Three different benchmarks. Three different winners. It would be interesting to analyse the performance characteristics of these three implementations of the same algorithm to understand what's happening. But that's for another time.
Is it readable?
From the user's perspective code readability is neither here nor there. But in my experience from the programmer's perspective, you are more likely to achieve some of the things the user does care about, like being correct, if you can reason about the code. And to reason about the code you need to understand it. And code readability aids understanding. I believe the way the code looks is of lesser importance than other goals, but it isn't of no importance.
The core analyze_loops algorithm in the Havlak paper (reproduced in the Google paper) is written in a mathematical pseudocode. It is 30 lines long. I think there is a fairly clear resemblance to that pseudocode in my implementation, which is 53 lines long. One line of pseudocode to two of real code is a pretty good ratio, I think. (Note: I don't count blank lines, comments or lines containing only a curly brace.)
In general I think the resemblance between someone's description of an algorithm and the concrete realisation of that algorithm in a real programming language that actually works on a real computer is a good thing. Sometimes the algorithm description is clear but the computer language doesn't allow the realisation to reflect it.
It may be that computer scientists who publish algorithms often describe them in a way suited to implementation in C++ because they all use C or C++ to develop their algorithms. I don't know.
In what way is an algorithm "readable?" Some algorithms are simple and you can just see what they do without much difficulty. And some you can't keep enough in your head to just "see." In that case you resort to pencil and paper and boxes joined to other boxes with arrows. You work through simple concrete examples following each step in the algorithm to see how it transforms the data. That's what I do anyway.
The code is short, but I didn't find it easy to write. I bought the Havlak paper for $15 from the ACM, but I didn't find it easy to move from the abstract description of the complex algorithm in the paper to the concrete representation of a working program; without the two Google examples by Robert Hundt and Russel Cox I may not have succeeded. I do not intend anything I've said here to imply any criticism of those two guys' work; I don't know them personally but I have no doubt they have a far deeper understanding of the Havlak algorithm than I do. But I suspect they were not very interested in the C++ implementation of this algorithm, perhaps because C++ is not a cool language. (Update: I regret saying this last bit; how do I know how interested they were? It was a snide comment. Sorry.)

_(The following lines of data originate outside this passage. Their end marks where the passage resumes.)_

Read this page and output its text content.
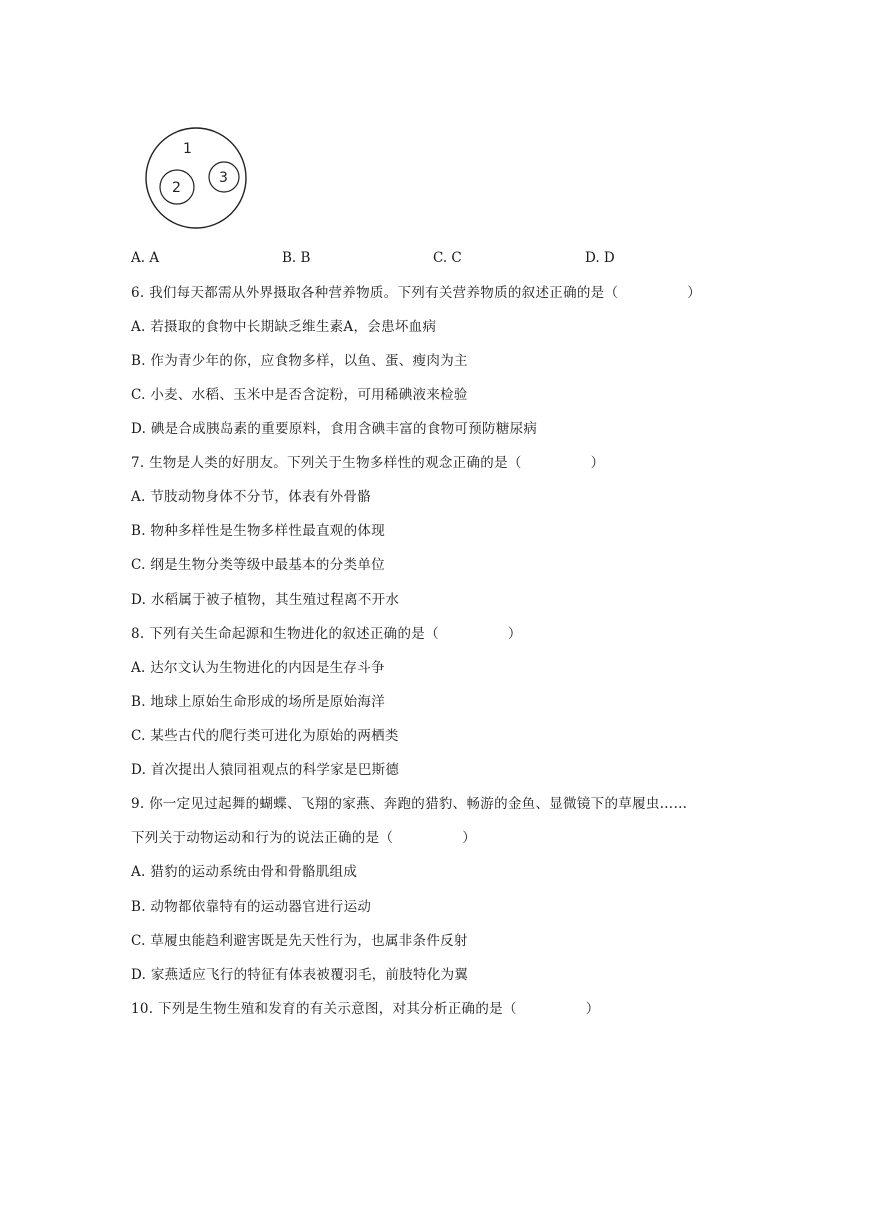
1
2
3
A. A	B. B	C. C	D. D
6. 我们每天都需从外界摄取各种营养物质。下列有关营养物质的叙述正确的是（　　　　　）
A. 若摄取的食物中长期缺乏维生素A，会患坏血病
B. 作为青少年的你，应食物多样，以鱼、蛋、瘦肉为主
C. 小麦、水稻、玉米中是否含淀粉，可用稀碘液来检验
D. 碘是合成胰岛素的重要原料，食用含碘丰富的食物可预防糖尿病
7. 生物是人类的好朋友。下列关于生物多样性的观念正确的是（　　　　　）
A. 节肢动物身体不分节，体表有外骨骼
B. 物种多样性是生物多样性最直观的体现
C. 纲是生物分类等级中最基本的分类单位
D. 水稻属于被子植物，其生殖过程离不开水
8. 下列有关生命起源和生物进化的叙述正确的是（　　　　　）
A. 达尔文认为生物进化的内因是生存斗争
B. 地球上原始生命形成的场所是原始海洋
C. 某些古代的爬行类可进化为原始的两栖类
D. 首次提出人猿同祖观点的科学家是巴斯德
9. 你一定见过起舞的蝴蝶、飞翔的家燕、奔跑的猎豹、畅游的金鱼、显微镜下的草履虫……
下列关于动物运动和行为的说法正确的是（　　　　　）
A. 猎豹的运动系统由骨和骨骼肌组成
B. 动物都依靠特有的运动器官进行运动
C. 草履虫能趋利避害既是先天性行为，也属非条件反射
D. 家燕适应飞行的特征有体表被覆羽毛，前肢特化为翼
10. 下列是生物生殖和发育的有关示意图，对其分析正确的是（　　　　　）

One of my difficulties was a certain amount of confusion about when I should be using the basic block name, an int, and when the preorder number, also an int. Using the two typedefs for these two concepts helped me keep them separate.
The most interesting thing I learned was the UNION/FIND algorithm, which I'm sad to say, I had never before seen (or if I had I had forgotten). That path compression is really neat.
In the above narrative I may have made it sound like I implemented the algorithm, checked it against the Google results and found it was correct. This is not how it happened. I fiddled around for some time getting wrong answers and trying to figure out what mistakes I had made. So what? I believe a poet might work on a poem for years before it's published. Right matters. Right first time is overrated. Since I'm not 100% sure this code is right I'm going to stop pontificating right here.